1329: The Battle of Pelekanon
The Battle of Pelekanon took place on June 10-11, 1329 between a Byzantine army led by Emperor Andronikos III Palaiologos (d. 1341) and an Ottoman army led by their ruler (Ottoman rulers weren’t using the title “sultan” yet) Orhan I (d. 1362). The Byzantines were attempting to relieve Ottoman sieges of both Nicomedia (modern İzmit) and Nicaea (modern İznik). They were outnumbered by the Ottomans but the Ottoman military at this point was limited to very irregular light cavalry while the Byzantines sported a professional military with knights and the whole shebang. Nevertheless, the Ottomans were able to outmaneuver the Byzantines and defeat them decisively.
Orhan I (Wikimedia Commons)
It sounds weird to say because it wasn’t a particularly large clash and the Byzantine Empire lasted for another ~120 years after Pelekanon, but the battle turns out to have been their last chance to hold the Ottomans off and keep their remaining Anatolian territory. Nicomedia and Nicaea both fell to the Ottomans in the 1330s, and from Pelekanon on the Byzantine-Ottoman conflict played out mostly in Europe.
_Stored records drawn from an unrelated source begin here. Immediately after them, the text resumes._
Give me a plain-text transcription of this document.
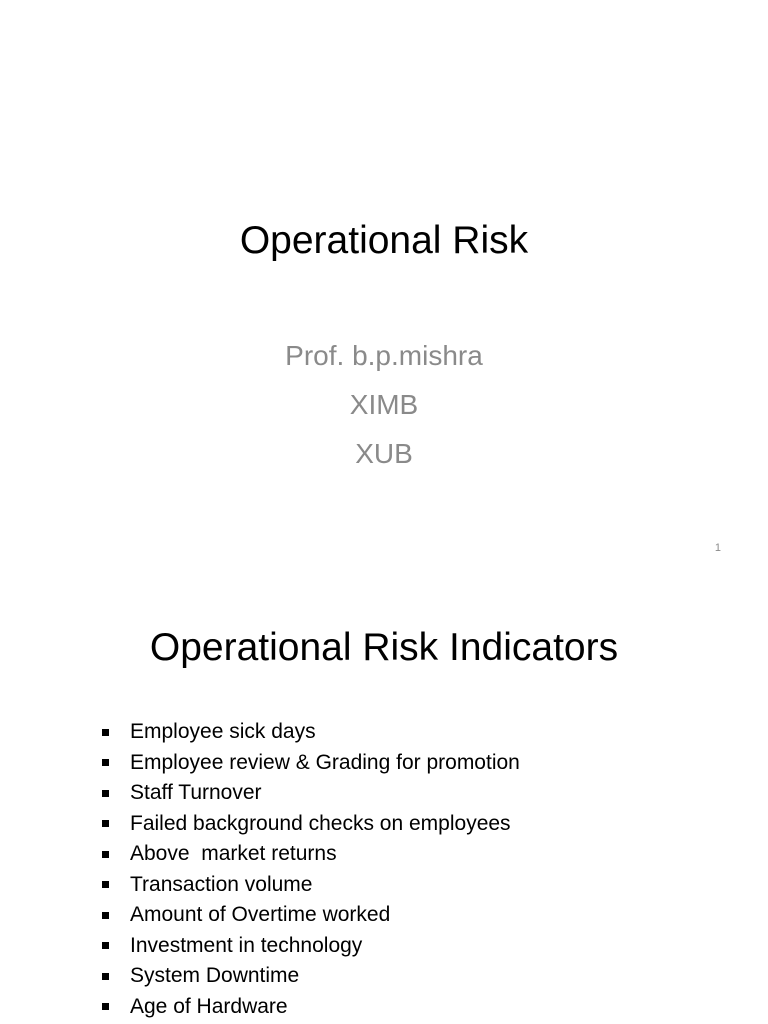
Operational Risk
Prof. b.p.mishra
XIMB
XUB
1
Operational Risk Indicators
Employee sick days
Employee review & Grading for promotion
Staff Turnover
Failed background checks on employees
Above  market returns
Transaction volume
Amount of Overtime worked
Investment in technology
System Downtime
Age of Hardware
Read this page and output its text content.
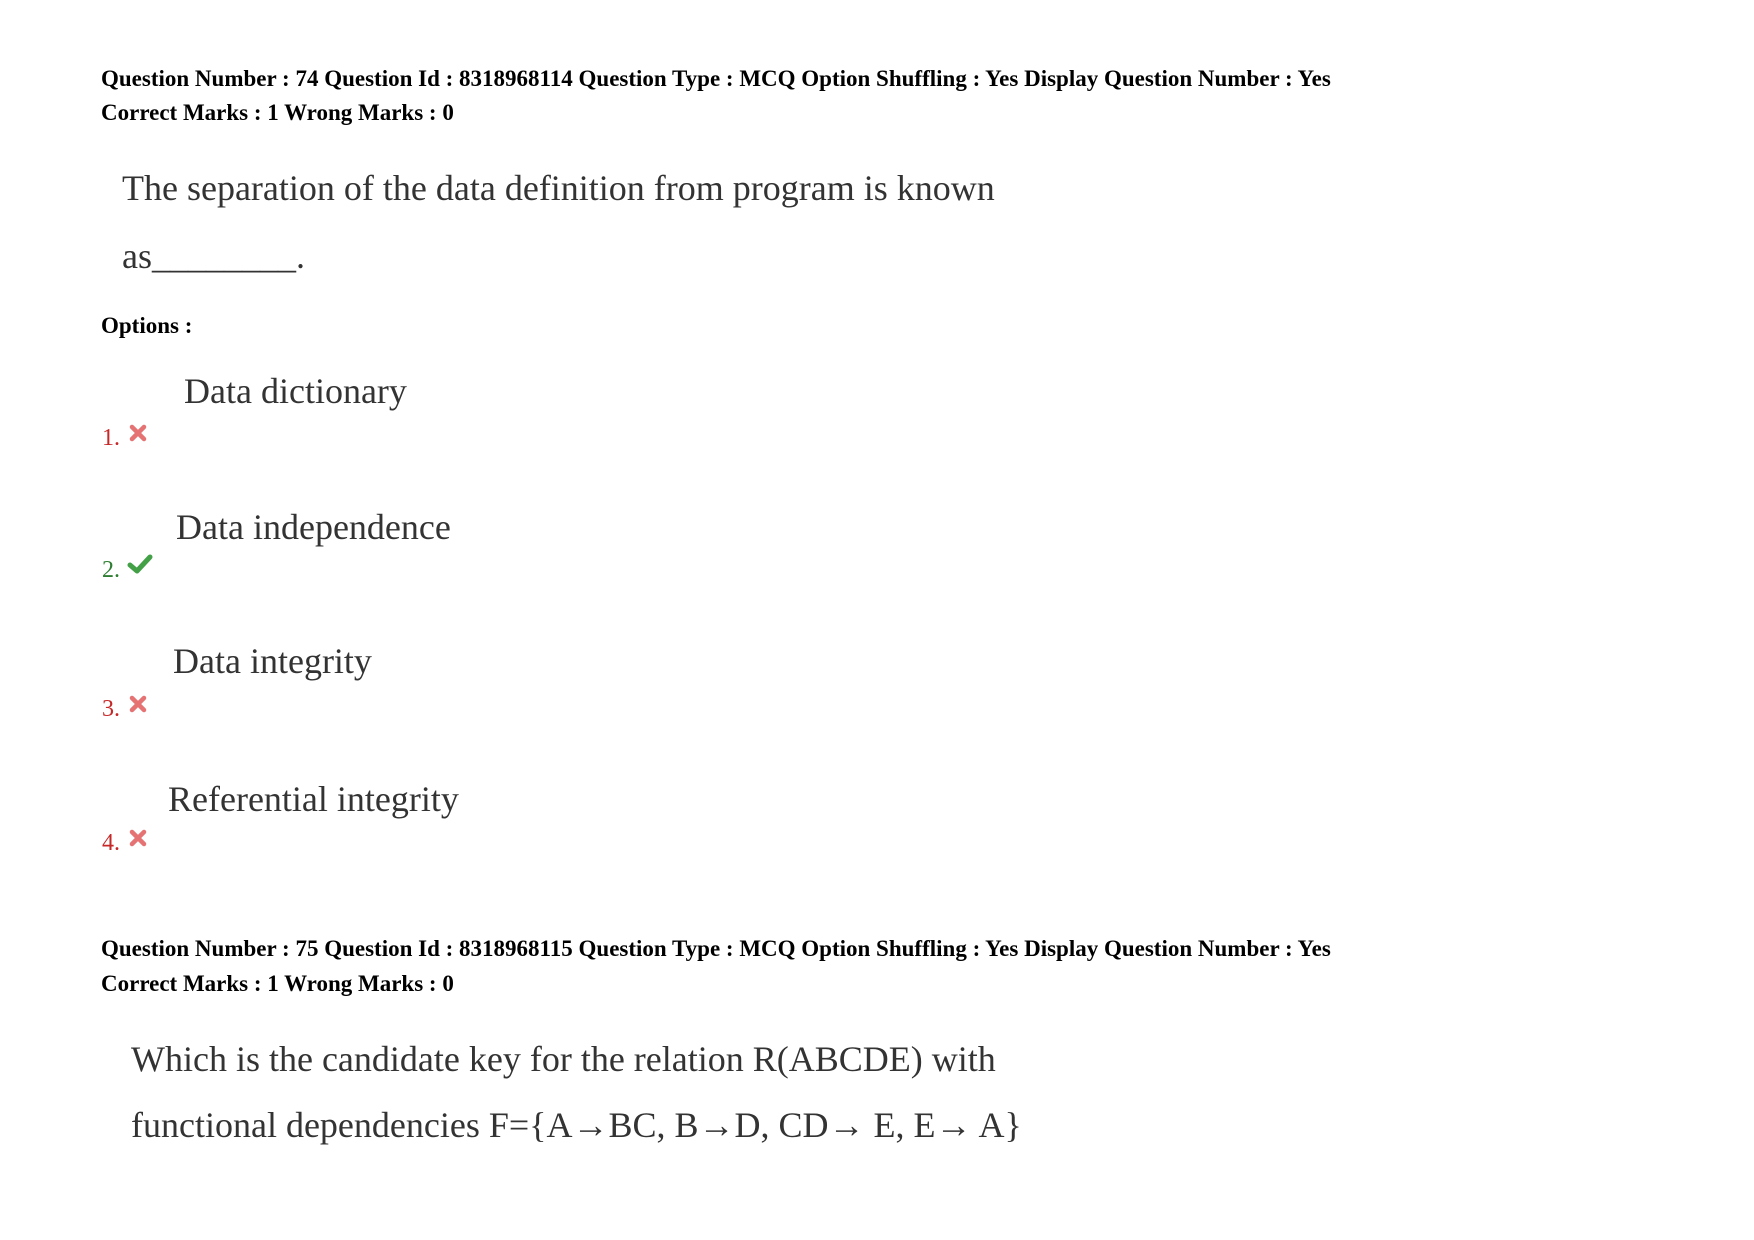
Question Number : 74 Question Id : 8318968114 Question Type : MCQ Option Shuffling : Yes Display Question Number : Yes
Correct Marks : 1 Wrong Marks : 0
The separation of the data definition from program is known
as________.
Options :
Data dictionary
1.
Data independence
2.
Data integrity
3.
Referential integrity
4.
Question Number : 75 Question Id : 8318968115 Question Type : MCQ Option Shuffling : Yes Display Question Number : Yes
Correct Marks : 1 Wrong Marks : 0
Which is the candidate key for the relation R(ABCDE) with
functional dependencies F={A→BC, B→D, CD→ E, E→ A}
1805: The First Barbary War ends
June 10, 1805, saw the end of the First Barbary War between the United States and the Barbary States, primarily Tripolitania (northwestern Libya nowadays). The war had started in 1801 over Barbary pirate attacks on US shipping in the Mediterranean. It ended with the US blockading Tripoli, a US-led mercenary army having just captured Derna and threatening to attack Tripoli by land, and with Tripolitanian ruler Yusuf Karamanli (d. 1838) facing rumors of a coup against him. The US agreed to pay ransom for sailors that the Tripolitanians had captured and in return the piracy against US vessels was supposed to cease. It did not, which is why the US fought the Second (and considerably shorter) Barbary War against Algiers in 1815.
1916: The Battle of Mecca begins
Finally, June 10 marks the beginning of the Battle of Mecca, and therefore of the World War I Arab Revolt, in 1916. This was the result of months of correspondence between Sharif Hussein of Mecca (d. 1931) and British High Commissioner for Egypt Henry McMahon (d. 1949) in which McMahon flattered Hussein, whose ego had been bruised by the Ottoman government, and made promises of a post-war, pan-Arab kingdom under Hussein’s rule that Britain had no intention of ever keeping. The battle took almost a month, as even though Hussein’s forces vastly outnumbered the Ottoman garrison the Ottomans were better armed and much better trained. The introduction of British forces from Egypt eventually turned the tide. The battle did considerable damage to Islam’s holiest city, which Hussein blamed on the Ottomans and thereby gained crucial support for his revolt across the Arab world.